Seven-time Grand Slam champion Venus Williams began another campaign for an elusive Roland Garros title with a 6-1, 4-6, 6-2 victory over Bethanie Mattek-Sands.
After struggling with her consistency and game plan in the second set, the American veteran stepped inside the court during the final set and took away her compatriot’s timing. While Mattek troubled Williams with hard counterpunching and occasional forays to the net, she is still not
experienced enough to keep up with Williams’s frequent change of tactics.
“I went for my shots. I made too many mistakes, so I lost,” Mattek said.
Williams reached the final in 2002 where she fell to her sister Serena, and has reached the quarterfinals four other times, but in recent years she has struggled with her footing and is unsure of the strategy she should employ. At the age of 28, she’s no longer able to dominate off the ground. Last year, she fell to a zoning Flavia Pennetta of Italy.

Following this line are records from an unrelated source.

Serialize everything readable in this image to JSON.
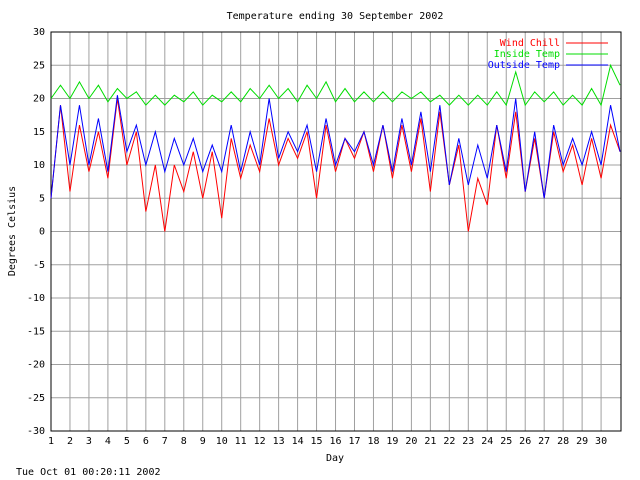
{
  "chart_data": {
    "type": "line",
    "title": "Temperature ending 30 September 2002",
    "xlabel": "Day",
    "ylabel": "Degrees Celsius",
    "footer": "Tue Oct 01 00:20:11 2002",
    "x": [
      1,
      1.5,
      2,
      2.5,
      3,
      3.5,
      4,
      4.5,
      5,
      5.5,
      6,
      6.5,
      7,
      7.5,
      8,
      8.5,
      9,
      9.5,
      10,
      10.5,
      11,
      11.5,
      12,
      12.5,
      13,
      13.5,
      14,
      14.5,
      15,
      15.5,
      16,
      16.5,
      17,
      17.5,
      18,
      18.5,
      19,
      19.5,
      20,
      20.5,
      21,
      21.5,
      22,
      22.5,
      23,
      23.5,
      24,
      24.5,
      25,
      25.5,
      26,
      26.5,
      27,
      27.5,
      28,
      28.5,
      29,
      29.5,
      30,
      30.5,
      31
    ],
    "series": [
      {
        "name": "Wind Chill",
        "color": "#ff0000",
        "values": [
          5,
          19,
          6,
          16,
          9,
          15,
          8,
          20,
          10,
          15,
          3,
          10,
          0,
          10,
          6,
          12,
          5,
          12,
          2,
          14,
          8,
          13,
          9,
          17,
          10,
          14,
          11,
          15,
          5,
          16,
          9,
          14,
          11,
          15,
          9,
          16,
          8,
          16,
          9,
          17,
          6,
          18,
          7,
          13,
          0,
          8,
          4,
          16,
          8,
          18,
          6,
          14,
          5,
          15,
          9,
          13,
          7,
          14,
          8,
          16,
          12
        ]
      },
      {
        "name": "Inside Temp",
        "color": "#00dd00",
        "values": [
          20,
          22,
          20,
          22.5,
          20,
          22,
          19.5,
          21.5,
          20,
          21,
          19,
          20.5,
          19,
          20.5,
          19.5,
          21,
          19,
          20.5,
          19.5,
          21,
          19.5,
          21.5,
          20,
          22,
          20,
          21.5,
          19.5,
          22,
          20,
          22.5,
          19.5,
          21.5,
          19.5,
          21,
          19.5,
          21,
          19.5,
          21,
          20,
          21,
          19.5,
          20.5,
          19,
          20.5,
          19,
          20.5,
          19,
          21,
          19,
          24,
          19,
          21,
          19.5,
          21,
          19,
          20.5,
          19,
          21.5,
          19,
          25,
          22
        ]
      },
      {
        "name": "Outside Temp",
        "color": "#0000ff",
        "values": [
          5,
          19,
          10,
          19,
          10,
          17,
          9,
          20.5,
          12,
          16,
          10,
          15,
          9,
          14,
          10,
          14,
          9,
          13,
          9,
          16,
          9,
          15,
          10,
          20,
          11,
          15,
          12,
          16,
          9,
          17,
          10,
          14,
          12,
          15,
          10,
          16,
          9,
          17,
          10,
          18,
          9,
          19,
          7,
          14,
          7,
          13,
          8,
          16,
          9,
          20,
          6,
          15,
          5,
          16,
          10,
          14,
          10,
          15,
          10,
          19,
          12
        ]
      }
    ],
    "xlim": [
      1,
      31.05
    ],
    "ylim": [
      -30,
      30
    ],
    "xticks": [
      1,
      2,
      3,
      4,
      5,
      6,
      7,
      8,
      9,
      10,
      11,
      12,
      13,
      14,
      15,
      16,
      17,
      18,
      19,
      20,
      21,
      22,
      23,
      24,
      25,
      26,
      27,
      28,
      29,
      30
    ],
    "yticks": [
      -30,
      -25,
      -20,
      -15,
      -10,
      -5,
      0,
      5,
      10,
      15,
      20,
      25,
      30
    ],
    "grid": true,
    "legend": "upper right"
  }
}
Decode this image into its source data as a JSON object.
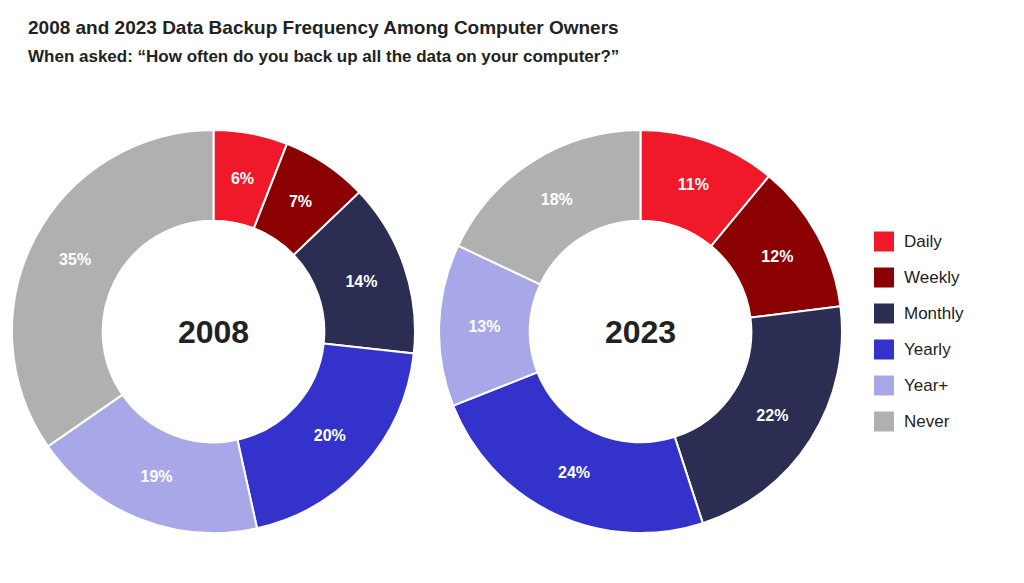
{
  "chart_data": {
    "type": "donut",
    "title": "2008 and 2023 Data Backup Frequency Among Computer Owners",
    "subtitle": "When asked: “How often do you back up all the data on your computer?”",
    "categories": [
      "Daily",
      "Weekly",
      "Monthly",
      "Yearly",
      "Year+",
      "Never"
    ],
    "colors": [
      "#f0192a",
      "#8b0000",
      "#2b2d52",
      "#3333cc",
      "#a8a8e8",
      "#b0b0b0"
    ],
    "series": [
      {
        "name": "2008",
        "values": [
          6,
          7,
          14,
          20,
          19,
          35
        ],
        "value_labels": [
          "6%",
          "7%",
          "14%",
          "20%",
          "19%",
          "35%"
        ]
      },
      {
        "name": "2023",
        "values": [
          11,
          12,
          22,
          24,
          13,
          18
        ],
        "value_labels": [
          "11%",
          "12%",
          "22%",
          "24%",
          "13%",
          "18%"
        ]
      }
    ],
    "data_labels": true,
    "legend": "right"
  }
}
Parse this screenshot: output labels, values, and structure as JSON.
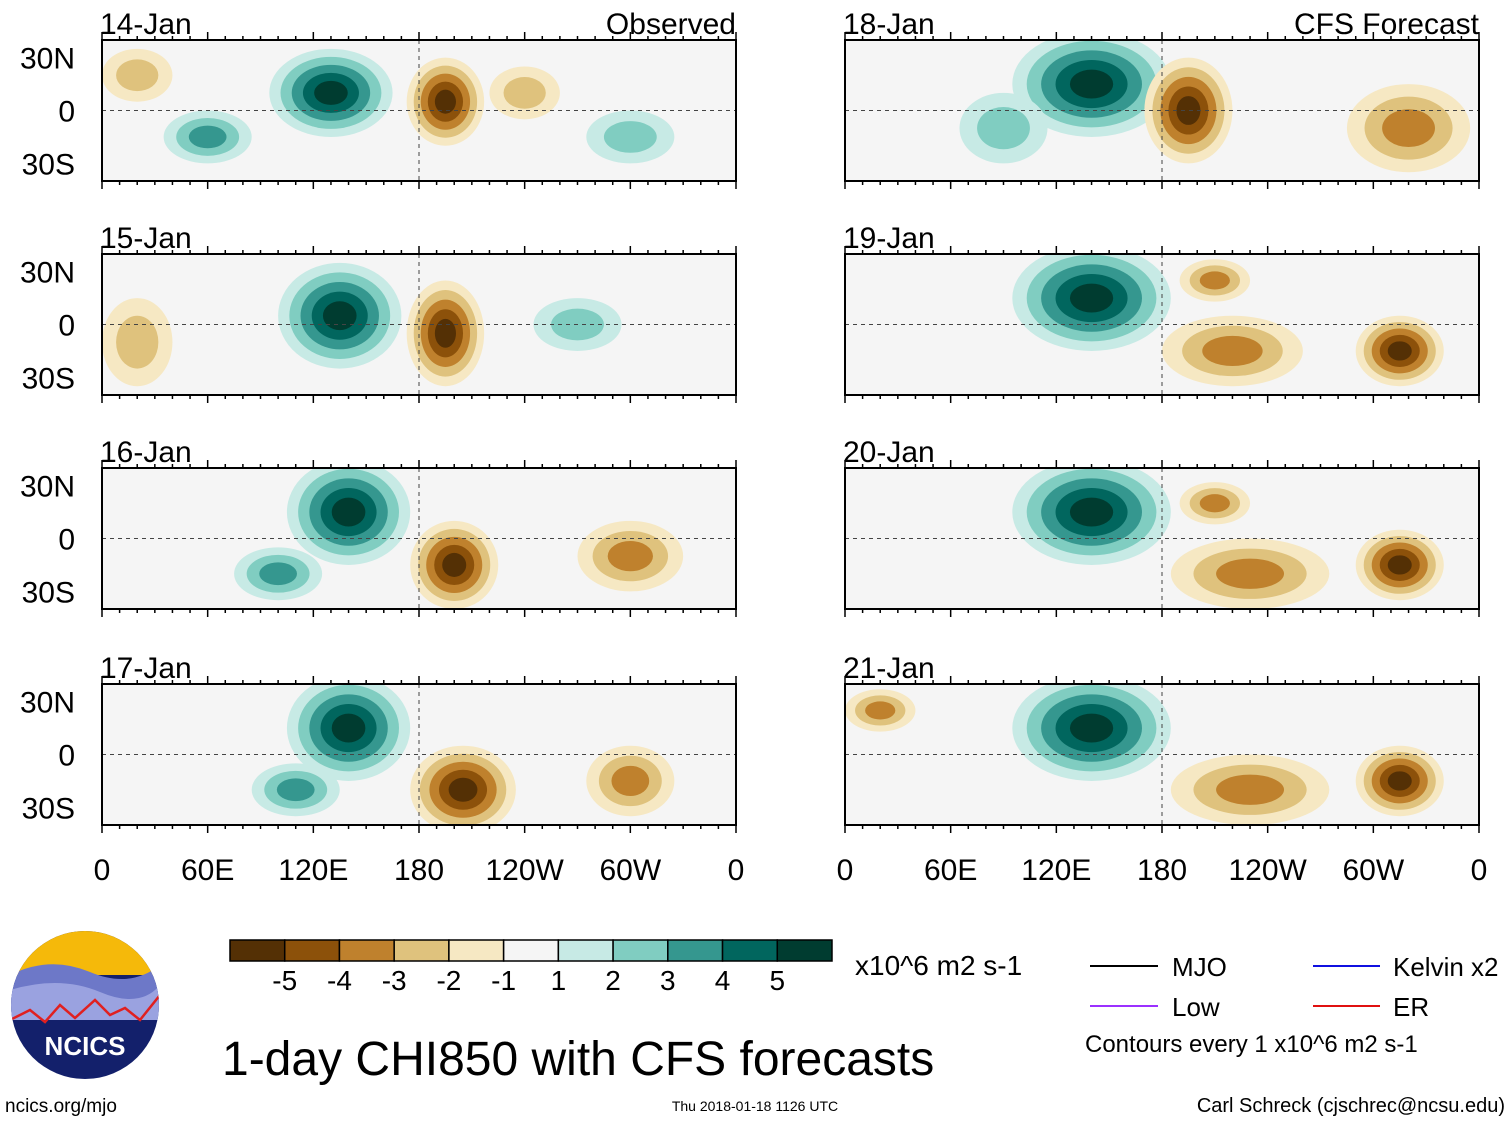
{
  "header": {
    "observed_label": "Observed",
    "forecast_label": "CFS Forecast"
  },
  "lat_labels": [
    "30N",
    "0",
    "30S"
  ],
  "lon_labels": [
    "0",
    "60E",
    "120E",
    "180",
    "120W",
    "60W",
    "0"
  ],
  "colorbar": {
    "colors": [
      "#543005",
      "#8c510a",
      "#bf812d",
      "#dfc27d",
      "#f6e8c3",
      "#f5f5f5",
      "#c7eae5",
      "#80cdc1",
      "#35978f",
      "#01665e",
      "#003c30"
    ],
    "labels": [
      "-5",
      "-4",
      "-3",
      "-2",
      "-1",
      "1",
      "2",
      "3",
      "4",
      "5"
    ],
    "units": "x10^6 m2 s-1"
  },
  "legend": {
    "mjo": "MJO",
    "mjo_color": "#000000",
    "low": "Low",
    "low_color": "#9b30ff",
    "kelvin": "Kelvin x2",
    "kelvin_color": "#1010e0",
    "er": "ER",
    "er_color": "#e01010",
    "contours_note": "Contours every 1 x10^6 m2 s-1"
  },
  "title": "1-day CHI850 with CFS forecasts",
  "footer": {
    "site": "ncics.org/mjo",
    "timestamp": "Thu 2018-01-18 1126 UTC",
    "credit": "Carl Schreck (cjschrec@ncsu.edu)"
  },
  "logo": {
    "text": "NCICS"
  },
  "panels": [
    {
      "date": "14-Jan",
      "type": "observed",
      "blobs": [
        [
          130,
          10,
          35,
          25,
          5
        ],
        [
          195,
          5,
          22,
          25,
          -5
        ],
        [
          300,
          -15,
          25,
          15,
          2
        ],
        [
          60,
          -15,
          25,
          15,
          3
        ],
        [
          20,
          20,
          20,
          15,
          -2
        ],
        [
          240,
          10,
          20,
          15,
          -2
        ]
      ]
    },
    {
      "date": "15-Jan",
      "type": "observed",
      "blobs": [
        [
          135,
          5,
          35,
          30,
          5
        ],
        [
          195,
          -5,
          22,
          30,
          -5
        ],
        [
          270,
          0,
          25,
          15,
          2
        ],
        [
          20,
          -10,
          20,
          25,
          -2
        ]
      ]
    },
    {
      "date": "16-Jan",
      "type": "observed",
      "blobs": [
        [
          140,
          15,
          35,
          30,
          5
        ],
        [
          200,
          -15,
          25,
          25,
          -5
        ],
        [
          300,
          -10,
          30,
          20,
          -3
        ],
        [
          100,
          -20,
          25,
          15,
          3
        ]
      ]
    },
    {
      "date": "17-Jan",
      "type": "observed",
      "blobs": [
        [
          140,
          15,
          35,
          30,
          5
        ],
        [
          205,
          -20,
          30,
          25,
          -5
        ],
        [
          300,
          -15,
          25,
          20,
          -3
        ],
        [
          110,
          -20,
          25,
          15,
          3
        ]
      ]
    },
    {
      "date": "18-Jan",
      "type": "forecast",
      "blobs": [
        [
          140,
          15,
          45,
          30,
          5
        ],
        [
          195,
          0,
          25,
          30,
          -5
        ],
        [
          320,
          -10,
          35,
          25,
          -3
        ],
        [
          90,
          -10,
          25,
          20,
          2
        ]
      ]
    },
    {
      "date": "19-Jan",
      "type": "forecast",
      "blobs": [
        [
          140,
          15,
          45,
          30,
          5
        ],
        [
          220,
          -15,
          40,
          20,
          -3
        ],
        [
          315,
          -15,
          25,
          20,
          -5
        ],
        [
          210,
          25,
          20,
          12,
          -3
        ]
      ]
    },
    {
      "date": "20-Jan",
      "type": "forecast",
      "blobs": [
        [
          140,
          15,
          45,
          30,
          5
        ],
        [
          230,
          -20,
          45,
          20,
          -3
        ],
        [
          315,
          -15,
          25,
          20,
          -5
        ],
        [
          210,
          20,
          20,
          12,
          -3
        ]
      ]
    },
    {
      "date": "21-Jan",
      "type": "forecast",
      "blobs": [
        [
          140,
          15,
          45,
          30,
          5
        ],
        [
          230,
          -20,
          45,
          20,
          -3
        ],
        [
          315,
          -15,
          25,
          20,
          -5
        ],
        [
          20,
          25,
          20,
          12,
          -3
        ]
      ]
    }
  ]
}
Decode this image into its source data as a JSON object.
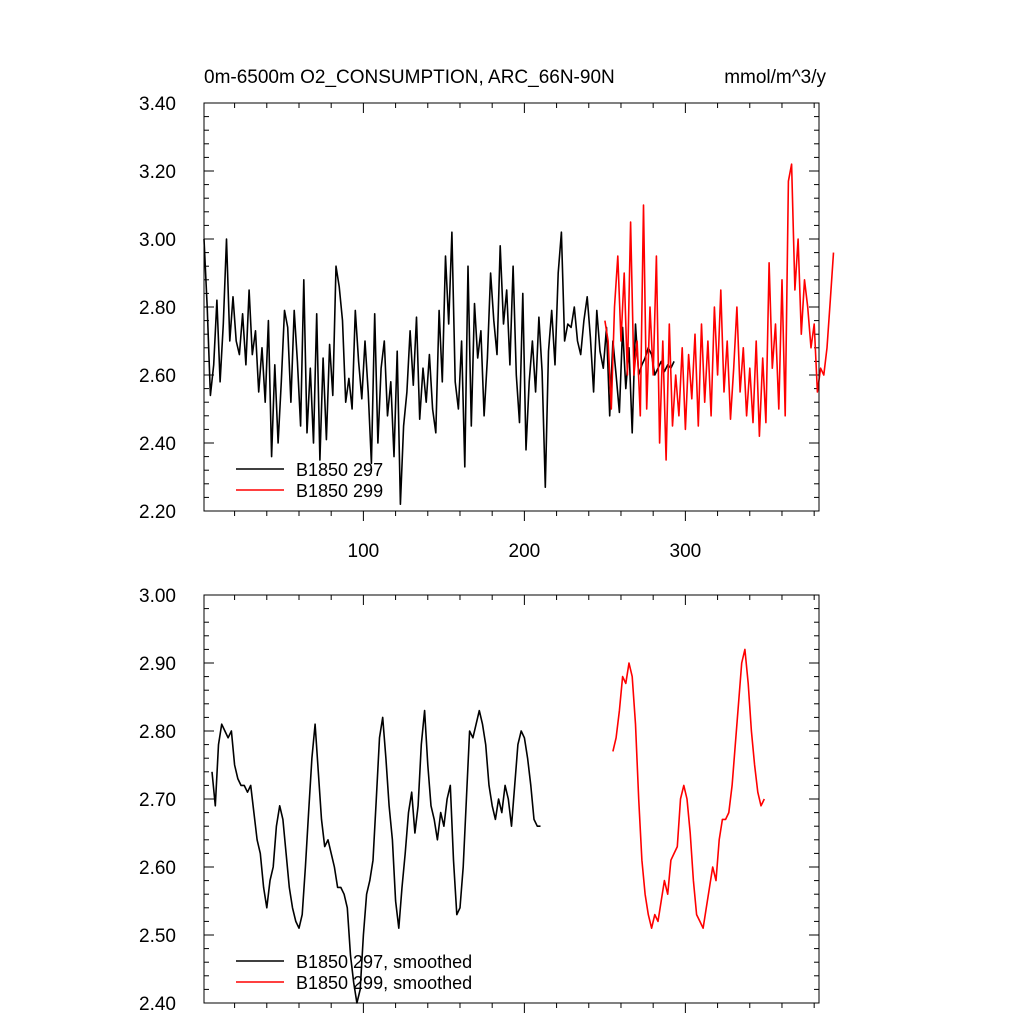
{
  "colors": {
    "series_a": "#000000",
    "series_b": "#ff0000",
    "background": "#ffffff"
  },
  "chart_data": [
    {
      "type": "line",
      "title_left": "0m-6500m O2_CONSUMPTION, ARC_66N-90N",
      "title_right": "mmol/m^3/y",
      "xlim": [
        1,
        383
      ],
      "ylim": [
        2.2,
        3.4
      ],
      "xticks": [
        100,
        200,
        300
      ],
      "xtick_labels": [
        "100",
        "200",
        "300"
      ],
      "yticks": [
        2.2,
        2.4,
        2.6,
        2.8,
        3.0,
        3.2,
        3.4
      ],
      "ytick_labels": [
        "2.20",
        "2.40",
        "2.60",
        "2.80",
        "3.00",
        "3.20",
        "3.40"
      ],
      "legend_position": "bottom-left",
      "grid": false,
      "series": [
        {
          "name": "B1850 297",
          "color": "#000000",
          "x_start": 1,
          "x_step": 2,
          "values": [
            3.0,
            2.8,
            2.54,
            2.63,
            2.82,
            2.58,
            2.75,
            3.0,
            2.7,
            2.83,
            2.7,
            2.66,
            2.78,
            2.63,
            2.85,
            2.66,
            2.73,
            2.55,
            2.68,
            2.52,
            2.76,
            2.36,
            2.63,
            2.4,
            2.58,
            2.79,
            2.74,
            2.52,
            2.79,
            2.64,
            2.45,
            2.88,
            2.43,
            2.62,
            2.4,
            2.78,
            2.35,
            2.65,
            2.41,
            2.69,
            2.54,
            2.92,
            2.86,
            2.76,
            2.52,
            2.59,
            2.5,
            2.79,
            2.64,
            2.53,
            2.7,
            2.55,
            2.34,
            2.78,
            2.4,
            2.62,
            2.7,
            2.48,
            2.58,
            2.36,
            2.67,
            2.22,
            2.45,
            2.55,
            2.73,
            2.57,
            2.77,
            2.47,
            2.62,
            2.52,
            2.66,
            2.5,
            2.43,
            2.79,
            2.58,
            2.95,
            2.75,
            3.02,
            2.58,
            2.5,
            2.7,
            2.33,
            2.92,
            2.45,
            2.81,
            2.65,
            2.73,
            2.48,
            2.65,
            2.9,
            2.76,
            2.66,
            2.98,
            2.75,
            2.85,
            2.63,
            2.92,
            2.6,
            2.46,
            2.84,
            2.38,
            2.58,
            2.7,
            2.55,
            2.77,
            2.61,
            2.27,
            2.67,
            2.79,
            2.63,
            2.9,
            3.02,
            2.7,
            2.75,
            2.74,
            2.8,
            2.7,
            2.66,
            2.76,
            2.83,
            2.71,
            2.55,
            2.79,
            2.67,
            2.62,
            2.74,
            2.48,
            2.7,
            2.6,
            2.49,
            2.74,
            2.56,
            2.68,
            2.43,
            2.75,
            2.6,
            2.63,
            2.65,
            2.68,
            2.66,
            2.6,
            2.62,
            2.64,
            2.61,
            2.63,
            2.62,
            2.64
          ]
        },
        {
          "name": "B1850 299",
          "color": "#000000",
          "hidden": true,
          "values": []
        },
        {
          "name": "B1850 299",
          "color": "#ff0000",
          "x_start": 250,
          "x_step": 2,
          "values": [
            2.76,
            2.7,
            2.5,
            2.8,
            2.95,
            2.7,
            2.9,
            2.6,
            3.05,
            2.6,
            2.7,
            2.48,
            3.1,
            2.5,
            2.8,
            2.6,
            2.95,
            2.4,
            2.7,
            2.35,
            2.75,
            2.45,
            2.6,
            2.48,
            2.68,
            2.44,
            2.66,
            2.53,
            2.72,
            2.45,
            2.75,
            2.52,
            2.7,
            2.48,
            2.8,
            2.6,
            2.85,
            2.55,
            2.7,
            2.47,
            2.62,
            2.8,
            2.55,
            2.68,
            2.48,
            2.62,
            2.46,
            2.7,
            2.42,
            2.65,
            2.46,
            2.93,
            2.62,
            2.75,
            2.5,
            2.88,
            2.48,
            3.17,
            3.22,
            2.85,
            3.0,
            2.72,
            2.88,
            2.8,
            2.68,
            2.75,
            2.55,
            2.62,
            2.6,
            2.68,
            2.82,
            2.96
          ]
        }
      ]
    },
    {
      "type": "line",
      "xlim": [
        1,
        383
      ],
      "ylim": [
        2.4,
        3.0
      ],
      "xticks": [
        100,
        200,
        300
      ],
      "yticks": [
        2.4,
        2.5,
        2.6,
        2.7,
        2.8,
        2.9,
        3.0
      ],
      "ytick_labels": [
        "2.40",
        "2.50",
        "2.60",
        "2.70",
        "2.80",
        "2.90",
        "3.00"
      ],
      "legend_position": "bottom-left",
      "grid": false,
      "series": [
        {
          "name": "B1850 297, smoothed",
          "color": "#000000",
          "x_start": 6,
          "x_step": 2,
          "values": [
            2.74,
            2.69,
            2.78,
            2.81,
            2.8,
            2.79,
            2.8,
            2.75,
            2.73,
            2.72,
            2.72,
            2.71,
            2.72,
            2.68,
            2.64,
            2.62,
            2.57,
            2.54,
            2.58,
            2.6,
            2.66,
            2.69,
            2.67,
            2.62,
            2.57,
            2.54,
            2.52,
            2.51,
            2.53,
            2.6,
            2.68,
            2.76,
            2.81,
            2.74,
            2.67,
            2.63,
            2.64,
            2.62,
            2.6,
            2.57,
            2.57,
            2.56,
            2.54,
            2.47,
            2.43,
            2.4,
            2.42,
            2.5,
            2.56,
            2.58,
            2.61,
            2.7,
            2.79,
            2.82,
            2.76,
            2.69,
            2.64,
            2.55,
            2.51,
            2.57,
            2.62,
            2.68,
            2.71,
            2.65,
            2.69,
            2.78,
            2.83,
            2.75,
            2.69,
            2.67,
            2.64,
            2.68,
            2.66,
            2.7,
            2.72,
            2.61,
            2.53,
            2.54,
            2.6,
            2.7,
            2.8,
            2.79,
            2.81,
            2.83,
            2.81,
            2.78,
            2.72,
            2.69,
            2.67,
            2.7,
            2.68,
            2.72,
            2.7,
            2.66,
            2.72,
            2.78,
            2.8,
            2.79,
            2.76,
            2.72,
            2.67,
            2.66,
            2.66
          ]
        },
        {
          "name": "B1850 299, smoothed",
          "color": "#ff0000",
          "x_start": 255,
          "x_step": 2,
          "values": [
            2.77,
            2.79,
            2.83,
            2.88,
            2.87,
            2.9,
            2.88,
            2.81,
            2.7,
            2.61,
            2.56,
            2.53,
            2.51,
            2.53,
            2.52,
            2.55,
            2.58,
            2.56,
            2.61,
            2.62,
            2.63,
            2.7,
            2.72,
            2.7,
            2.65,
            2.58,
            2.53,
            2.52,
            2.51,
            2.54,
            2.57,
            2.6,
            2.58,
            2.64,
            2.67,
            2.67,
            2.68,
            2.72,
            2.78,
            2.84,
            2.9,
            2.92,
            2.87,
            2.8,
            2.75,
            2.71,
            2.69,
            2.7
          ]
        }
      ]
    }
  ]
}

However, now ranked No3 and in an open quarter of the draw, Williams could do some serious damage once again.
“Clay, I know is the only Slam Venus hasn't won,” Mattek said. “I'm sure she's pretty bent on winning it. I think she was playing good. She clocked a couple of big serves. That's her strength.”
Top seed Dinara Safina, meanwhile, sent out a major statement that she is prepared to win her first Grand Slam title, destroying Britain’s Anne Keothavong 6 0, 6 0. Displaying no nerves and crushing the balls off both wings, Safina showed Keothavong no mercy, rarely making errors and coolly taking care of short balls.
“After I shook her hand she said at least you could give me one game,” said Safina, who reached the final last year. “I could imagine it's not nice to feel on the court, but I was just so into myself. I think I was playing with my head like into the match, so I didn't really focus [on that]. I just was playing point by point, game by game. If you start to play your game, it's tough to handle you.”
Coming into the tournament, the 23-year-old Safina has won consecutive WTA Premier titles at Rome and Madrid, successes that have made her the Roland Garros favourite. But in her two prior appearances in Slam finals – at Roland Garros 2008 and the 2009 Australian Open – she has come up well short, punched out by Ana Ivanovic and Serena Williams. She is trying not to focus on accolades that analysts are throwing her way.
“I'm not really paying attention what the people saying,” she said. “If I start to pay too much attention, you know – the most important thing I play my game and day by day, match by match, and how far I can get, God knows.”